I liked the fact that all the characters had human flaws--that Audrey was reckless in her good-intention attempts to save the day, that her mom Lucy had her reasons for keeping the truth from her, and that Iris and Elspeth had a bigger role than I anticipated at the point I stopped the audiobook. I wish that Gideon and Tink could have played bigger roles than they did, but the blurb for the next book suggests that Gideon's gonna catch up on the attention, so I'm looking forward to that. 

Part of the reason I like Audrey is that she had to face some consequences for her reckless decisions. I think she probably should've had a little more, but the adults around her (Lucy and Leon, really) called her out on her stupid moves, and like Lucy said, grounding Audrey didn't keep her from making the same decision again.  

I am also really grateful about how the romance played out! It was very subtle and had no influence on the plot whatsoever. I don't want to say too much but I'm so happy about this aspect. I feel like I'm too jaded from watching plots being overtaken by the romances and the heroines making stupid decisions out of love. Audrey never did that. I'm hoping that continues into the next book as well. 

 My only real complaint with Dark Star is mostly to do with a problem I created myself. Because I listened to Dark Star and the first Welcome to Night Vale podcasts while watching the Alaskan scenery, I associate Amy Rubinate and Cecil Baldwin's voices with mountains and pine trees and fog. And neither series has a setting like that. This association kept me from getting a good sense of Minneapolis as the setting of Dark Star

(I probably could have fixed this by looking at Google Maps while I was reading the paperback. That just now occurred to me. Whoops. I'm not sure if any of the locations that Audrey mentions are real or not.) 

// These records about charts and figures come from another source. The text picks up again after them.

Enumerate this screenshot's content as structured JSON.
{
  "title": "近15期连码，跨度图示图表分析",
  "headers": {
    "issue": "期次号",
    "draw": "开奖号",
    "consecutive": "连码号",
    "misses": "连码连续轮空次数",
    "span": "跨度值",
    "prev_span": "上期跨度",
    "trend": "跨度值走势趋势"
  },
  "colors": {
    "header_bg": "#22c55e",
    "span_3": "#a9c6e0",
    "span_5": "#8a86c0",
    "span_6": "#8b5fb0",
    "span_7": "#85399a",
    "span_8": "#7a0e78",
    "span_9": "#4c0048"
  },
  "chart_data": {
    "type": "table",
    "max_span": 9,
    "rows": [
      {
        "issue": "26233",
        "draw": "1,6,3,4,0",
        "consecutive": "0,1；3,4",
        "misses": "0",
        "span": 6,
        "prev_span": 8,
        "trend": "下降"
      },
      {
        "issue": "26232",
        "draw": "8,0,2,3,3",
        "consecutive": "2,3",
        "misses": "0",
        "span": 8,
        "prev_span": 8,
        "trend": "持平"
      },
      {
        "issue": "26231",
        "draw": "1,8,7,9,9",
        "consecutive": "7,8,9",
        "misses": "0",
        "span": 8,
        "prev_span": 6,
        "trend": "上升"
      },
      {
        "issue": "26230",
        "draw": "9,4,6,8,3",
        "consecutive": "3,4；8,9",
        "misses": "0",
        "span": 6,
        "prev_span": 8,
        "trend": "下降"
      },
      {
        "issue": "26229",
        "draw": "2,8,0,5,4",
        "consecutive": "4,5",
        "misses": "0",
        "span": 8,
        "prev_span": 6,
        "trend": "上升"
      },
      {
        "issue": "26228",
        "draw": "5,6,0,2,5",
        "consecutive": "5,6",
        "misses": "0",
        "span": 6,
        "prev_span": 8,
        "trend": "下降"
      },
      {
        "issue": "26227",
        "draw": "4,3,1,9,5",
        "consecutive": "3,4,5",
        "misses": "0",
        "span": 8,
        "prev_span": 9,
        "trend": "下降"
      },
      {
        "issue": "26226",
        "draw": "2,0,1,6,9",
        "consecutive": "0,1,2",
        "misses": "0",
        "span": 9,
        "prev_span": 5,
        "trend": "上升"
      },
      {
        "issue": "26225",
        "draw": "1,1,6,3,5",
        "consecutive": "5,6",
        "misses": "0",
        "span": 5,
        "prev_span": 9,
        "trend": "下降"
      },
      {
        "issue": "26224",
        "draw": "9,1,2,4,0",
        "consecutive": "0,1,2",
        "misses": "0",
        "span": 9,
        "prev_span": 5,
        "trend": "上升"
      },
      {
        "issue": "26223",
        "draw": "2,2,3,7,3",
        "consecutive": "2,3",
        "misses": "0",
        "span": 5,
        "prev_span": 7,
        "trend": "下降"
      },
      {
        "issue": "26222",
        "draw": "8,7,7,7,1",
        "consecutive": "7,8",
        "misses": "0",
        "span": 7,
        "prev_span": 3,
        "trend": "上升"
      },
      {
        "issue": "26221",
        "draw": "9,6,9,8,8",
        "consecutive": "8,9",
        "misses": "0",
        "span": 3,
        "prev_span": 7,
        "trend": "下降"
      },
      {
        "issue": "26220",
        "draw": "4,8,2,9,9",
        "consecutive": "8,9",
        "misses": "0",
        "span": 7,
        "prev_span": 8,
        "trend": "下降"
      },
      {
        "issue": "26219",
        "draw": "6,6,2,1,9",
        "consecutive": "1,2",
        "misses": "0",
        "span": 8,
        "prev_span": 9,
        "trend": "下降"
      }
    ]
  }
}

TL;DR I'm really glad that I was finally able to finish this book! I've had a pretty long history with it and I'm honestly very glad to associate it with our trip to Alaska. Dark Star means a lot to me because of that. 

I listened to Dark Star's audiobook through the OverDrive app for iOS. I found the interface hard to use, but that might have been because of my library and having an iPod that Apple's forsaken for new ones. If you try it out, let me know what you think! I'm considering giving it a second chance now that I have a newer Android device that can support it.